Merlon Capital’s activist investor Neil Margolis says banks are undervalued assuming estimates for bad debt provisions are on the money.

“The most likely scenario is the bad debt provisions expected by the market are sufficient. In which case they won’t need to raise more capital and the shares are probably quite undervalued.”
Seeking income
According to the fundie, if the COVID-19 downturn forces banks to lift risk ratings allocated to loans on their balance sheets as part of their capital adequacy calculations, this could limit shareholder returns by forcing banks to hold more idle capital in reserve.
Neil Margolis says investors shouldn’t underestimate risks around banks’ leverage if the virus forces more lockdowns.  Supplied
“The capital target is a function of the risk of the loans. All the banks can do is give scenarios on that. So the degree to which the risk rating rises will pressure the capital ratios.

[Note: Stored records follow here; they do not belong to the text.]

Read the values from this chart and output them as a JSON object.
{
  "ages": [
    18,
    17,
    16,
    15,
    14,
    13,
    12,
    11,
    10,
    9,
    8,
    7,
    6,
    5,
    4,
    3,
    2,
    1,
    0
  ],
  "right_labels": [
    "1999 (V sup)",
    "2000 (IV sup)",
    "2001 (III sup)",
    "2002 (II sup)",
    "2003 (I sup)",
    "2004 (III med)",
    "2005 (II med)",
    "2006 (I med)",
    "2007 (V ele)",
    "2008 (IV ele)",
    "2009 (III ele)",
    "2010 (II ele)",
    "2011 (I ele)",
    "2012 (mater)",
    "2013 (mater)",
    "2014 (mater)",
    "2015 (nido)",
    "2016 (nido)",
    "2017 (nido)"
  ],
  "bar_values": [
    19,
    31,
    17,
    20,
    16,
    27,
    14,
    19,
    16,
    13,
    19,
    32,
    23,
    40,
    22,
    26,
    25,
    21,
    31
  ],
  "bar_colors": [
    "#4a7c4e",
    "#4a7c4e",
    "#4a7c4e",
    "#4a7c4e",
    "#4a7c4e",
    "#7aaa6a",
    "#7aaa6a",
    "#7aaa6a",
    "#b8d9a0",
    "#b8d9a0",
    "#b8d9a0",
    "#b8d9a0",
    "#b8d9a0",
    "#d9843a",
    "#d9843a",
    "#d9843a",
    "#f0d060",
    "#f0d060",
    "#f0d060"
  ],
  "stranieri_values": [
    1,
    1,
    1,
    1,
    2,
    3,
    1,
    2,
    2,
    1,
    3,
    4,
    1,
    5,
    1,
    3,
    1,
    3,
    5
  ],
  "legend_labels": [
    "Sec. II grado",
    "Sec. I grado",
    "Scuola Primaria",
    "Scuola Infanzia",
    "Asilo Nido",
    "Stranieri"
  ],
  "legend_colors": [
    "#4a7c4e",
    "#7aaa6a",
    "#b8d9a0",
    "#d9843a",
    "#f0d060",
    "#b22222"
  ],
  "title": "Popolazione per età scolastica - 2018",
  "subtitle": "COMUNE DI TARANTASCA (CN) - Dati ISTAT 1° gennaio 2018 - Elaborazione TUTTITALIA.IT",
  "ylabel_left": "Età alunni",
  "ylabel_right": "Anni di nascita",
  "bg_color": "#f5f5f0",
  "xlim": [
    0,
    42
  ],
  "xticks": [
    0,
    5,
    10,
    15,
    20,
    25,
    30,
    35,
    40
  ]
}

“APRA is saying we might let you fall below the 10.5 per cent, but they’re still going to have to rebuild it sometime. So you either do it by reducing the dividend or raising new shares.”
Mr Margolis tipped Commonwealth Bank to pay a dividend when it reports full-year results on August 12, pointing to the sale of Colonial First State and the $1.7 billion in cash proceeds received. 
Given the uncertainty around COVID-19, the fundie suggested a better risk-adjusted dividend bet for investors is casino operator Star Entertainment, with shares at $2.79 on Wednesday.
“Both Star and the banks could have very material upside in a V-shaped recovery. But if this phase between lockdown and normal life ends up between 12 to 18 months, rather than three to six months, and we have a deeper recession, Star has more than $2 of property value on its balance sheet to protect investors.
“If this property ends up being worth less, the banks will have much bigger problems as their loan assets are backed by residential and lower quality commercial property in most cases, and they carry significantly more debt.
Telstra’s dividends
Despite Telstra hiking mobile price plans by $5 for new customers across the board, Mr Margolis warned of headwinds for the business.
He said once the 6¢-a-share special dividend as compensation from the NBN network is discounted then its underlying annual dividend is 10¢.
“If you strip out fixed-line [home broadband], you’re left with mobile, data and corporate earnings and that’s around 10 to 14¢ per share.
“Then of course the dividend will be a ratio on that. My guess is 60 to 80 per cent. It has a fair bit of debt as well.”
The issue is home internet earnings are falling due to the poor margins on the government-owned NBN.
“Ultimately the cashflow supports a dividend at most of 10¢, which requires fixed-line earnings to be maintained or grow,” said Mr Margolis.
On his estimates fixed-line earnings have fallen from 13.8¢ per share in financial 2017 to just 4.9¢ per share over the last 12 months as the NBN pressure grips.
Warren Buffett would recoil at Telstra’s emphasis of EBITDA, says Merlon. James Alcock
“Of course the bulls will say they can grow mobile earnings, which they could do, they’re putting up prices. The [TPG/Vodafone] merger could be a strong competitor – it certainly helps the industry structure.”
Ultimately though Mr Margolis suggests the market is ascribing around a 4 per cent yield from Telstra, or 25 times its 16¢ dividend to reach a $4 per share valuation.
He suggests if the dividend is adjusted to 10¢ you could argue the stock is worth closer to $2.50 assuming investors still demand a 4 per cent yield in compensation for the equity risk.